Minister Magala was speaking at the end of a joint visit to railway and port infrastructure in Nacala by the Malawian ministers of Transport and Public Works, and of Land and Urban Planning.
The World Bank financing was approved in April last year, but with a broader vision encompassing more countries in the region.
According to the World Bank document, the financing also aims to increase regional trade coordination, reduce trade costs and time, develop regional value chains and improve access to infrastructure.
The World Bank’s Director of Regional Integration for Sub-Saharan Africa, Middle East and North Africa, Deborah Wetzel, stated, when announcing the funding, that the project would also benefit the local communities of the two countries through investments that will facilitate trade, regional coordination and diversified economic opportunities along the Nacala and Beira corridors connecting Mozambique to Malawi, and along the Maputo Corridor, which connects Mozambique to South Africa through Ponta do Ouro.
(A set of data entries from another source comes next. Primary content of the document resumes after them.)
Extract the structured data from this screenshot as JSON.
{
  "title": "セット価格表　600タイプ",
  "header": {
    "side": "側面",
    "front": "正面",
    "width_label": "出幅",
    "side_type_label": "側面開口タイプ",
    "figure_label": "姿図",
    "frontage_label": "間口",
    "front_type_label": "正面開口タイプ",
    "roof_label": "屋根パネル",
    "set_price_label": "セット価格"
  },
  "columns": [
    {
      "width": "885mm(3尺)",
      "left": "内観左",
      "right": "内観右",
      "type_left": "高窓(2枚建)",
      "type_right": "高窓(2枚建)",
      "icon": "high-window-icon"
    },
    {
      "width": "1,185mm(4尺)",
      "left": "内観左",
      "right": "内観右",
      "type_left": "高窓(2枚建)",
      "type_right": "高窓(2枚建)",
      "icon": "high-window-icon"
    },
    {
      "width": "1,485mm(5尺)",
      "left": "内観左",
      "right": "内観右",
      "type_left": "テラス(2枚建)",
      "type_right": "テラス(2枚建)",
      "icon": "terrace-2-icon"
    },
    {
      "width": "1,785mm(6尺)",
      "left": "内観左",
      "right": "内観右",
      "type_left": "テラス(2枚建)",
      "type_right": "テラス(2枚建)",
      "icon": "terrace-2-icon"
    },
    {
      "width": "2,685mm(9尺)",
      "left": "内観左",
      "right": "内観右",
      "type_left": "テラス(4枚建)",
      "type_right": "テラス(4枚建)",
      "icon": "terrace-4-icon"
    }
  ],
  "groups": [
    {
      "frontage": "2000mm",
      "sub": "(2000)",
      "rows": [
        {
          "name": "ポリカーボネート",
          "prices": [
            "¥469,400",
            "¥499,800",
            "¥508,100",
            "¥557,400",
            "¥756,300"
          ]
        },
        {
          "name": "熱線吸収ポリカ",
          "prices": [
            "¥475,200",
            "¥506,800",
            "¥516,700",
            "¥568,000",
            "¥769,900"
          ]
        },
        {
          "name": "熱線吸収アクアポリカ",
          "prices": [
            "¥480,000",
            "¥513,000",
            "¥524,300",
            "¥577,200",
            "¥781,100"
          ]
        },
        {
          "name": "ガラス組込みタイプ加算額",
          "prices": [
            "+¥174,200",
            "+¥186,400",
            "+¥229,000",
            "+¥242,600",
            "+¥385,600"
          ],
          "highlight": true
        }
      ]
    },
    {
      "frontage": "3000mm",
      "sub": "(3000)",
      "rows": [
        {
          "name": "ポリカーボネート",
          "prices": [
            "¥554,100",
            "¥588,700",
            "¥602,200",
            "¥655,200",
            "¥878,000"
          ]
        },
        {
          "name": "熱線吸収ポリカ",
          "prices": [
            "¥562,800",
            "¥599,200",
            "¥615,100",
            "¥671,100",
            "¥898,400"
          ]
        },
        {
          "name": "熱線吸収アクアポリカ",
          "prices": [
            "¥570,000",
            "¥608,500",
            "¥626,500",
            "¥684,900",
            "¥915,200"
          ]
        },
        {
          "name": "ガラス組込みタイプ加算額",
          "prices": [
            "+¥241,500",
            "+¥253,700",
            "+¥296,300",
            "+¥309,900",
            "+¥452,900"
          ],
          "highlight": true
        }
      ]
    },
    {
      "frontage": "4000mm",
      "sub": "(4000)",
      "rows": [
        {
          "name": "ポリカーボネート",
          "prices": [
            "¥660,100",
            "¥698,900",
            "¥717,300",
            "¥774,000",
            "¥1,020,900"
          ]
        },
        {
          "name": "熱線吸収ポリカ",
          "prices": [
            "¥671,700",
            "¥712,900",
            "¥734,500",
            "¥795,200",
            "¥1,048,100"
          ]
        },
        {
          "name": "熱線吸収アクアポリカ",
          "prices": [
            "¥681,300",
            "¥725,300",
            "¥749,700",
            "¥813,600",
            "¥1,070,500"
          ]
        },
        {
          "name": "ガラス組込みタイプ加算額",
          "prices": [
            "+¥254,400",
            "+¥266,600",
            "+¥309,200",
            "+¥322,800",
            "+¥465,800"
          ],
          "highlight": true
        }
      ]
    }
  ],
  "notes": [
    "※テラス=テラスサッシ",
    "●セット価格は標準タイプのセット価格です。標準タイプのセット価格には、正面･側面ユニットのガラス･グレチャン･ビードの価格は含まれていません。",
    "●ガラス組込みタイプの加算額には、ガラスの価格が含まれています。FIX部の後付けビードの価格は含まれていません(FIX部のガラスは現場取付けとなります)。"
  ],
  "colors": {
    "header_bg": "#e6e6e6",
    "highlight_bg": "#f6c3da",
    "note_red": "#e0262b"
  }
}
“Regional integration can play an important role in helping Southern Africa recover sustainably from the current economic crisis. We are pleased to support Mozambique and Malawi in building upon recent regional infrastructure developments by working on reducing trade costs and improving their competitiveness. The project’s support for developing regional value chains could drive the creation of jobs and more incomes for communities,” Ms Wetzel said.
For the World Bank, by improving trade competitiveness and regional connectivity, the project will also help to reduce the cost of importing goods, consequently reducing prices for consumers.